During the First World War, he commanded the 6th Battalion of the Royal Scots Fusiliers on the Western Front in 1916. His two leading officers were both future Scottish political leaders. Andrew Dewar Gibb, a founding member and subsequent leader of the SNP, was Churchill’s adjutant, and Archibald Sinclair, a future leader of the Liberal Party, was his second-in-command.
Perhaps most famously, Churchill was the Liberal MP for Dundee for 14 years. First elected in 1908, he was reelected to the seat four times before losing to a Prohibitionist candidate in 1922.
The same year Churchill was elected to Dundee, he married Clementine Hozier, a granddaughter of the tenth Earl of Airlie. In 1912, Churchill was among the first senior British politicians to call for Scottish home rule and UK federalism.
He received his first government appointment from Scottish prime minister Sir Henry Campbell-bannermanin1906. Meanwhile he enjoyed a good friendship with the former Prime Minister Lord Rosebery – in his time a highly regarded Scottish politician.
Despite Churchill having had many other personal and professional connections with Scotland, there is little that marks this today. Two plaques honour his time in Dundee and a portrait of him by Greenock-born Sir James Guthrie hangs in the Scottish National Portrait Gallery in Edinburgh.
David Freeman, the editor of Finest Hour, said: “It’s so rare to find something new to say about Churchill and, lo and behold, it was right in front of us.
“There’s a compelling case that England’s greatest Englishman should also be a celebrated hero in Scotland.
“The connections are innumerable and substantial, and we’re thrilled to be among the first to bring these together formally.”
“Finest Hour, our subscription magazine, is free to view this month to kickstart this conversation.

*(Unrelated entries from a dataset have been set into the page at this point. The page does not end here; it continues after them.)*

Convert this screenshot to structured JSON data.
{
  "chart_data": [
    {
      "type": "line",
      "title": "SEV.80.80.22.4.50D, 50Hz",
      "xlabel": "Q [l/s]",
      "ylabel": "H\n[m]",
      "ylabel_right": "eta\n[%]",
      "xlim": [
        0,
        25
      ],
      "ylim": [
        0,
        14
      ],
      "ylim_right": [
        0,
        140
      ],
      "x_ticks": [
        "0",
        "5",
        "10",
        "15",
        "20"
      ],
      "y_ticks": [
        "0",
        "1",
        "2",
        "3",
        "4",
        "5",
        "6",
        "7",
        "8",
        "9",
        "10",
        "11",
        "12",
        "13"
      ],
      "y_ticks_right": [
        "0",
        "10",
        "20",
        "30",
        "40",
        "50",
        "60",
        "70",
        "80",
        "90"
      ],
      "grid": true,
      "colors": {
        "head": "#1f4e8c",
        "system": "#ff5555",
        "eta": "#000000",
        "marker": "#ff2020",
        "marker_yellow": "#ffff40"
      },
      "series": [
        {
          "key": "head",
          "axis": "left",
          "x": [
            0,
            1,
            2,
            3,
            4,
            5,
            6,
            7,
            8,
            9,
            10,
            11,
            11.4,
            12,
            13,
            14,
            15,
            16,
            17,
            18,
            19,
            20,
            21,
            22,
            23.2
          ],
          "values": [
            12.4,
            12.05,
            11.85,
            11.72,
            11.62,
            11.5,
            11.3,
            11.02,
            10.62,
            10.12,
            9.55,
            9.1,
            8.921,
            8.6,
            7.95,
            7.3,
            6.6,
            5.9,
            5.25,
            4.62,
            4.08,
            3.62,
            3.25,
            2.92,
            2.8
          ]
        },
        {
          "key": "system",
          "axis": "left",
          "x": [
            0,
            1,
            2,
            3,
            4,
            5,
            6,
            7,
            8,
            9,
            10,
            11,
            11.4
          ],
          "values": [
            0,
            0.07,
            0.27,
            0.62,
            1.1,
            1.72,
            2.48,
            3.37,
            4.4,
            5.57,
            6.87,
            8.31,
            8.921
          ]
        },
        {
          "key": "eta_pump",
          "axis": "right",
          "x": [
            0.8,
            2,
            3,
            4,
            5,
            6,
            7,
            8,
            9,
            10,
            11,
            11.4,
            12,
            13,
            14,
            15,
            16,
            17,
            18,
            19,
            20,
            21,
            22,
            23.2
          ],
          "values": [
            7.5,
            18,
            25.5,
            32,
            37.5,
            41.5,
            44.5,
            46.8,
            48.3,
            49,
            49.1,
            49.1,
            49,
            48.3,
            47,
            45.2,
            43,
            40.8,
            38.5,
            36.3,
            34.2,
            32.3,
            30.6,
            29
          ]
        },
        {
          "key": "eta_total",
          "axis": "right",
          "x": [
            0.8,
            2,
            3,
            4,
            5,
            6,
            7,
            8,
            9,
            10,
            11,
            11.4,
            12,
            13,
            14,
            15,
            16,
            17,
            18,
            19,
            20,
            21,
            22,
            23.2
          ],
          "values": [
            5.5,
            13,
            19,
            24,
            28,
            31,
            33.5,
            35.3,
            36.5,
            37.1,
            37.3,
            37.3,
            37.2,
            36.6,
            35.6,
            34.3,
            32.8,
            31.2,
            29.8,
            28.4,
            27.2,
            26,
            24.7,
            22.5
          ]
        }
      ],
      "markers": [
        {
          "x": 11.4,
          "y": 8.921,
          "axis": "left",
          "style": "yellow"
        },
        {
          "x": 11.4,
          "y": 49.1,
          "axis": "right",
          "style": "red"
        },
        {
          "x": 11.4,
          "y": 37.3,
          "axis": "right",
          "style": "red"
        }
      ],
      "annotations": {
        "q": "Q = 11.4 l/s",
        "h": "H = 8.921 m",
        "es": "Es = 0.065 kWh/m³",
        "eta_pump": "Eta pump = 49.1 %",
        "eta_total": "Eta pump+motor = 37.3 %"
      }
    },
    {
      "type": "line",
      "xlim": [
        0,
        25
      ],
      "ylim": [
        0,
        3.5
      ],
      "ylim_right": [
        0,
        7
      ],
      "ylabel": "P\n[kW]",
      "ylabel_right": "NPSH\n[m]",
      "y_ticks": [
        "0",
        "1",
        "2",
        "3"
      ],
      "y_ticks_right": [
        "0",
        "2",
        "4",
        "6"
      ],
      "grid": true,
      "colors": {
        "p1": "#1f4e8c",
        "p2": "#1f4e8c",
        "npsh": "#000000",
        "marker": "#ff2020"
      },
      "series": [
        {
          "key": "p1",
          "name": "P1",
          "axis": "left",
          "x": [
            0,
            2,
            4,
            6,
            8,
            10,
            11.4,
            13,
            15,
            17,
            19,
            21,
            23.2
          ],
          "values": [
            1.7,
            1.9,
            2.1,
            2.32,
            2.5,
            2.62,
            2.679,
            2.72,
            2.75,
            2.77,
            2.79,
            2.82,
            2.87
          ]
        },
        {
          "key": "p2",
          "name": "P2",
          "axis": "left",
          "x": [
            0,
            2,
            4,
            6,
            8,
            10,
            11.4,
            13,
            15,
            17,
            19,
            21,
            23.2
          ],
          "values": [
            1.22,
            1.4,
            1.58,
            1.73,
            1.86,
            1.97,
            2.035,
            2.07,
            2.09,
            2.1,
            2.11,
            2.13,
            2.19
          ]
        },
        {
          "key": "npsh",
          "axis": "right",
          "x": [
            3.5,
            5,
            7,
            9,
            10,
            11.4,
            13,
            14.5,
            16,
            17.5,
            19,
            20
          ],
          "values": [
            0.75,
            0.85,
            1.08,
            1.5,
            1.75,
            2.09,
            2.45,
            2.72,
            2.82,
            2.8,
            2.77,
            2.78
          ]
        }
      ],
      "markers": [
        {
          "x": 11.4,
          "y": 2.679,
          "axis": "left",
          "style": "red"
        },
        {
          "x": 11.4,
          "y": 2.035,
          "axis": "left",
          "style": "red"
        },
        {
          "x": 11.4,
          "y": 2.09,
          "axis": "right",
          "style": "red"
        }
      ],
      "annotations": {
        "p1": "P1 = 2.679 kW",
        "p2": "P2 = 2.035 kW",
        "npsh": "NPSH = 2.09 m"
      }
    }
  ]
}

If you’re sitting with old photos or other memorabilia from one of his many trips to Scotland, please get in touch.”
Anyone with information is urged to contact Scotland@ winstonchurchill.org.
“There’s a compelling case that England’s greatest Englishman should also be a celebrated hero in Scotland”
DAVID FREEMAN Finest Hour editor
Winston Churchill is one of the most famous politicians in history because of his opposition to the evil of the Nazis. Had Churchill not been Prime Minister or had he given in to demands to seek peace with the all-conquering Hitler in 1940, Europe may well have been a very different place even today.
Despite this, it is a surprise to many in Scotland that he was MP for Dundee for 14 years, winning reelection four times before losing to a Prohitionist candidate – a particularly bitter blow for a man so fond of a tipple – in 1922. He also commanded a battalion of Royal Scots Fusiliers in the First World War and was even an early advocate of Scottish home rule.
Scotland has hardly celebrated these connections and there are some who think that is no bad thing – Green MSP Ross Greer last year called Churchill a “white supremacist” and a “mass murderer” to uproar from those who view him as an untarnishable hero. Perhaps Scotland is a place where Churchill can be assessed more dispassionately, not as a hero or villain, but as a flawed individual who, when it mattered most, made a decision that saved millions of people from a murderous tyranny.